- Supermax held a 3QFY21 results briefing to sell-side analysts on 6th May. Profit increased to RM1.08bn mainly due to higher ASP. However, volume was impacted by plant closures due to Covid-19 cases.
- Global demand for glove expected to remain strong but ASP anticipated to gradually decline from its March quarter peak due to increasing competition moving forward.
- Supermax declared 13sen special DPS, bringing YTD DPS of 16.8sen and committed to declare more dividends. We estimate dividend yield of 8.6% FY21f.
- We have revised down our earnings for FY21f/FY22f by 16%/22% as we lower our ASP and utilization rate assumptions. TP reduce to RM7.30, implying PER 12x on CY22 EPS. Maintain BUY.
Key takeaways from Supermax’s 3QFY21 results briefing
- Supermax’s 3QFY21 core net profit of RM1.08bn (+2% qoq, +1,420% yoy) was mainly due to higher ASP. 3QFY21 volume was impacted by plant closures due to Covid-19 cases which the losses are bigger than expected earlier (entire production loss in February). Revenue loss during the quarter is about RM313m (c.14% loss). Production is now back to normal.
- Overall, management expected global demand to remain strong and will continue for the next 1.5 to 2 years. However, the increasing competition in the market will push prices on a downward trajectory.
- ASP have reach a peak in the March quarter.
- Supermax’s ASP starting to see a drop in 2Q2021 which is earlier than our expectation in 2H2021.
- Blended ASP still rose in 3QFY21 = Jan: USD84.61 (+1.3% mom), Feb: USD87.65 (+3.6% mom), March: USD89.2 (+1.7% mom).
- Going forward, nitrile ASP (factory level) for April - June is about USD80-110, while July onward deteriorating to about USD70.
- Currently, spot prices are lower than contracted prices and Supermax’s current spot prices for shipment in June is slipping down to USD70-80. As Supermax mostly sells its products under contract basis (its spot <5% of total production), it is expecting that blended ASP will not be significantly impacted in at least next 2 quarters.

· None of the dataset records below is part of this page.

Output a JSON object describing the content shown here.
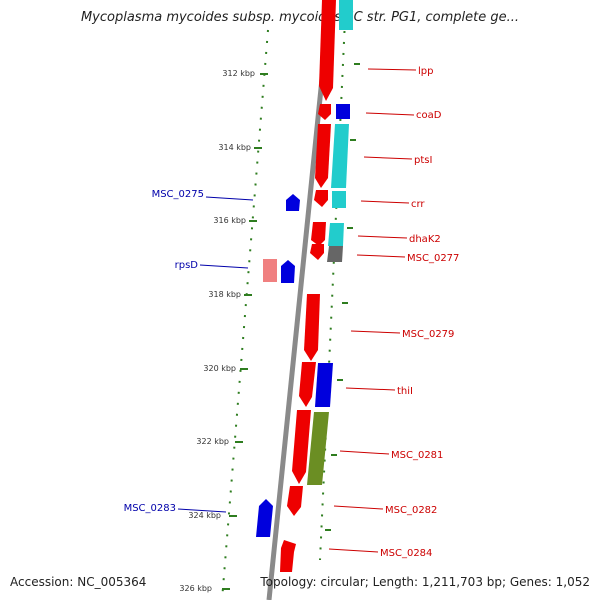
{
  "title": "Mycoplasma mycoides subsp. mycoides SC str. PG1, complete ge...",
  "footer": {
    "accession": "Accession: NC_005364",
    "summary": "Topology: circular; Length: 1,211,703 bp; Genes: 1,052"
  },
  "colors": {
    "backbone": "#8a8a8a",
    "tick": "#2e7d1f",
    "cds_red": "#ee0000",
    "cds_blue": "#0000dd",
    "cds_cyan": "#22cccc",
    "cds_grey": "#666666",
    "cds_olive": "#6b8e23",
    "cds_pink": "#f08080",
    "label_red": "#cc0000",
    "label_blue": "#0000aa"
  },
  "kbp_marks": [
    "312 kbp",
    "314 kbp",
    "316 kbp",
    "318 kbp",
    "320 kbp",
    "322 kbp",
    "324 kbp",
    "326 kbp"
  ],
  "genes": [
    {
      "label": "lpp",
      "side": "right",
      "color": "red"
    },
    {
      "label": "coaD",
      "side": "right",
      "color": "red"
    },
    {
      "label": "ptsI",
      "side": "right",
      "color": "red"
    },
    {
      "label": "crr",
      "side": "right",
      "color": "red"
    },
    {
      "label": "dhaK2",
      "side": "right",
      "color": "red"
    },
    {
      "label": "MSC_0277",
      "side": "right",
      "color": "red"
    },
    {
      "label": "MSC_0279",
      "side": "right",
      "color": "red"
    },
    {
      "label": "thiI",
      "side": "right",
      "color": "red"
    },
    {
      "label": "MSC_0281",
      "side": "right",
      "color": "red"
    },
    {
      "label": "MSC_0282",
      "side": "right",
      "color": "red"
    },
    {
      "label": "MSC_0284",
      "side": "right",
      "color": "red"
    },
    {
      "label": "MSC_0275",
      "side": "left",
      "color": "blue"
    },
    {
      "label": "rpsD",
      "side": "left",
      "color": "blue"
    },
    {
      "label": "MSC_0283",
      "side": "left",
      "color": "blue"
    }
  ]
}
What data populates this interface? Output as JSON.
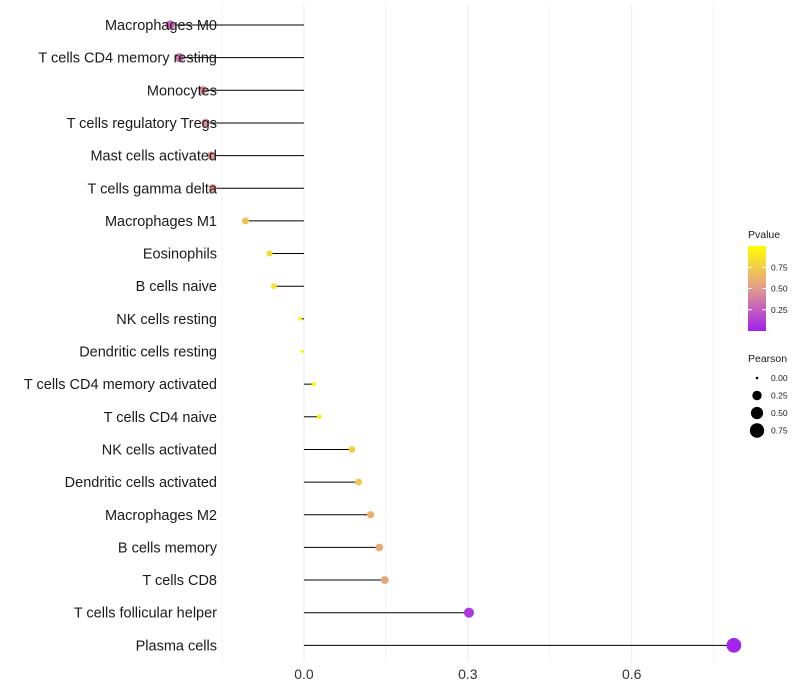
{
  "chart_data": {
    "type": "lollipop",
    "title": "",
    "xlabel": "",
    "ylabel": "",
    "xlim": [
      -0.15,
      0.8
    ],
    "x_ticks": [
      0.0,
      0.3,
      0.6
    ],
    "x_tick_labels": [
      "0.0",
      "0.3",
      "0.6"
    ],
    "grid": true,
    "categories": [
      "Macrophages M0",
      "T cells CD4 memory resting",
      "Monocytes",
      "T cells regulatory  Tregs",
      "Mast cells activated",
      "T cells gamma delta",
      "Macrophages M1",
      "Eosinophils",
      "B cells naive",
      "NK cells resting",
      "Dendritic cells resting",
      "T cells CD4 memory activated",
      "T cells CD4 naive",
      "NK cells activated",
      "Dendritic cells activated",
      "Macrophages M2",
      "B cells memory",
      "T cells CD8",
      "T cells follicular helper",
      "Plasma cells"
    ],
    "correlation": [
      -0.245,
      -0.228,
      -0.185,
      -0.18,
      -0.17,
      -0.167,
      -0.107,
      -0.063,
      -0.055,
      -0.007,
      -0.003,
      0.018,
      0.028,
      0.088,
      0.1,
      0.122,
      0.138,
      0.148,
      0.302,
      0.787
    ],
    "pvalue": [
      0.3,
      0.33,
      0.45,
      0.45,
      0.47,
      0.5,
      0.7,
      0.82,
      0.85,
      0.97,
      0.98,
      0.95,
      0.92,
      0.75,
      0.72,
      0.62,
      0.58,
      0.55,
      0.1,
      0.02
    ],
    "legend_pvalue": {
      "title": "Pvalue",
      "ticks": [
        "0.75",
        "0.50",
        "0.25"
      ],
      "tick_values": [
        0.75,
        0.5,
        0.25
      ],
      "range": [
        0.0,
        1.0
      ],
      "low_color": "#a020f0",
      "mid_color": "#e39a8e",
      "high_color": "#ffff00"
    },
    "legend_pearson": {
      "title": "Pearson",
      "labels": [
        "0.00",
        "0.25",
        "0.50",
        "0.75"
      ],
      "values": [
        0.0,
        0.25,
        0.5,
        0.75
      ]
    },
    "colors": {
      "segment": "#000000",
      "grid": "#ebebeb",
      "background": "#ffffff"
    }
  }
}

- Large NBR capacity are seen coming from China and they are selling the glove at aggressively lower prices. This is believed to be the main reason for the downward trend of nitrile glove prices in the market.
- Next quarters will see new capacity coming from plants 13 & 14. Overall, Supermax expansion plan will add capacity of 22.25bn pcs p.a. making a total of 48.42bn pcs p.a. by end-2022.
- The company is in net cash position of RM3.7bn. They have declared a special DPS of 13sen in 3QFY21, bringing a total YTD DPS of 16.8sen.
- The Board has decided to put Supermax’s Singapore secondary listing on hold as the timing is considered not right.
Strong global demand but ASP trending downward
Moving forward, we believe ASP will see a gradual decline as glove urgency expected to fade due to increasing percentage of global vaccinations and rising competition from existing and newcomers’ capacity which will mostly be up in 2H21 onwards. Zooming in on Supermax, its ASP could be slightly higher than most of its peers due to its OBM business model and lesser cancellation of orders as most of its sales are to contractual direct customers rather than middlemen/ importers. Nonetheless, we hold the view that long term glove demand postCovid19 to remain stable due to increase hygiene awareness and structural changes in glove usage.
Earnings revision
We revised down our earnings forecast for FY21f/FY22f by 16%/22% after imputing lower utilisation rate and lower ASP assumptions. Lower utilisation rate of c.80-85% due to temporary plant closures and normalising demand and supply assumptions. Our blended ASP estimate for FY21f/22f now reduce to US$78/US$50 per 1k pcs of gloves.
Maintain BUY with lower TP of RM7.30
Our new TP is lowered to RM7.30 (from RM10.20) based on PER 12x (5 yrs pre-covid19 historical forward mean) pegged to CY22f EPS of 61sen. We reiterate our BUY recommendation on Supermax as valuation remains attractive at current level. Share price has fallen 58% from its Aug 2020 peak and currently trading at FY21f/FY22f PER of 3.5x/ 6.1x. Dividend yield is estimated at 8.6% FY21f and 5% FY22f.